Step 1: Understanding the Question:
We need to find the indefinite integral of the given function. The integrand contains the function \(\cot^{-1}(x^3)\) and also an expression involving \(x^2\) and \(1+x^6\), which hints at a substitution based on the derivative of the inverse cotangent function.

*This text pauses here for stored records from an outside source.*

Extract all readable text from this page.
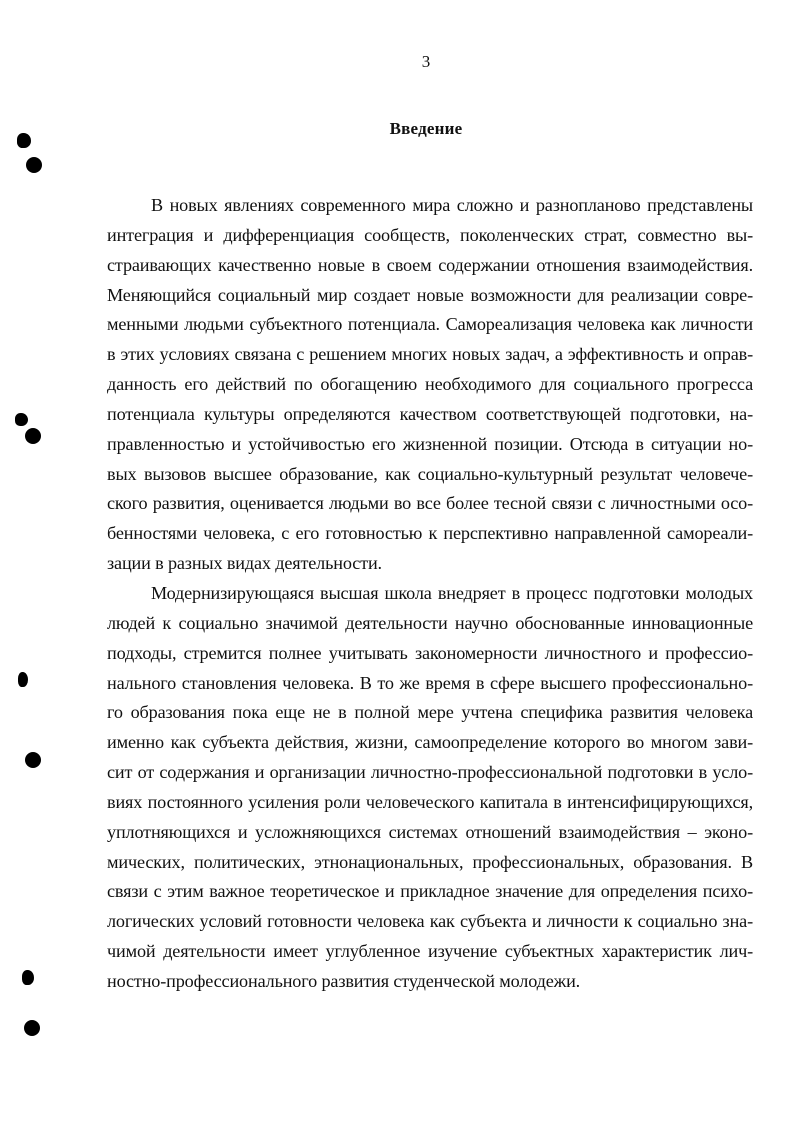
3
Введение
В новых явлениях современного мира сложно и разнопланово представлены
интеграция и дифференциация сообществ, поколенческих страт, совместно вы-
страивающих качественно новые в своем содержании отношения взаимодействия.
Меняющийся социальный мир создает новые возможности для реализации совре-
менными людьми субъектного потенциала. Самореализация человека как личности
в этих условиях связана с решением многих новых задач, а эффективность и оправ-
данность его действий по обогащению необходимого для социального прогресса
потенциала культуры определяются качеством соответствующей подготовки, на-
правленностью и устойчивостью его жизненной позиции. Отсюда в ситуации но-
вых вызовов высшее образование, как социально-культурный результат человече-
ского развития, оценивается людьми во все более тесной связи с личностными осо-
бенностями человека, с его готовностью к перспективно направленной самореали-
зации в разных видах деятельности.
Модернизирующаяся высшая школа внедряет в процесс подготовки молодых
людей к социально значимой деятельности научно обоснованные инновационные
подходы, стремится полнее учитывать закономерности личностного и профессио-
нального становления человека. В то же время в сфере высшего профессионально-
го образования пока еще не в полной мере учтена специфика развития человека
именно как субъекта действия, жизни, самоопределение которого во многом зави-
сит от содержания и организации личностно-профессиональной подготовки в усло-
виях постоянного усиления роли человеческого капитала в интенсифицирующихся,
уплотняющихся и усложняющихся системах отношений взаимодействия – эконо-
мических, политических, этнонациональных, профессиональных, образования. В
связи с этим важное теоретическое и прикладное значение для определения психо-
логических условий готовности человека как субъекта и личности к социально зна-
чимой деятельности имеет углубленное изучение субъектных характеристик лич-
ностно-профессионального развития студенческой молодежи.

Step 2: Key Formula or Approach:
The problem can be solved using integration by substitution. We will use the standard derivative formula for the inverse cotangent function, combined with the chain rule:
\[
\frac{d}{dx}\left(\cot^{-1}(u)\right) = -\frac{1}{1+u^2} \cdot \frac{du}{dx}
\]
Step 3: Detailed Explanation:
Let's choose the substitution based on the inner function:
\[
t = \cot^{-1}(x^3)
\]
Now, we differentiate \(t\) with respect to \(x\) using the chain rule:
\[
\frac{dt}{dx} = \frac{d}{dx}\left(\cot^{-1}(x^3)\right) = -\frac{1}{1+(x^3)^2} \cdot \frac{d}{dx}(x^3)
\]
\[
\frac{dt}{dx} = -\frac{3x^2}{1+x^6}
\]
Rearranging this to match the integrand gives:
\[
\frac{x^2}{1+x^6}\,dx = -\frac{1}{3}\,dt
\]
Now, substitute \(t\) and \(dt\) into the original integral:
\[
I = \int 4 \cdot \left(\cot^{-1}(x^3)\right) \cdot \frac{x^2}{1+x^6}\,dx = \int 4 \cdot t \cdot \left(-\frac{1}{3}\,dt\right)
\]
\[
I = -\frac{4}{3} \int t \,dt
\]
Integrate with respect to \(t\):
\[
I = -\frac{4}{3} \left(\frac{t^2}{2}\right) + C = -\frac{2}{3}t^2 + C
\]
Substitute back \(t = \cot^{-1}(x^3)\):
\[
I = -\frac{2}{3}\big(\cot^{-1}(x^3)\big)^2 + C
\]
Since \((\cot^{-1}(x^3))^2\) remains the same under sign adjustment with the constant of integration, the result is written as
\[
\frac{2}{3}\big(\cot^{-1}(x^3)\big)^2 + C
\]
Step 4: Final Answer:
Based on direct calculation, the answer is option (A).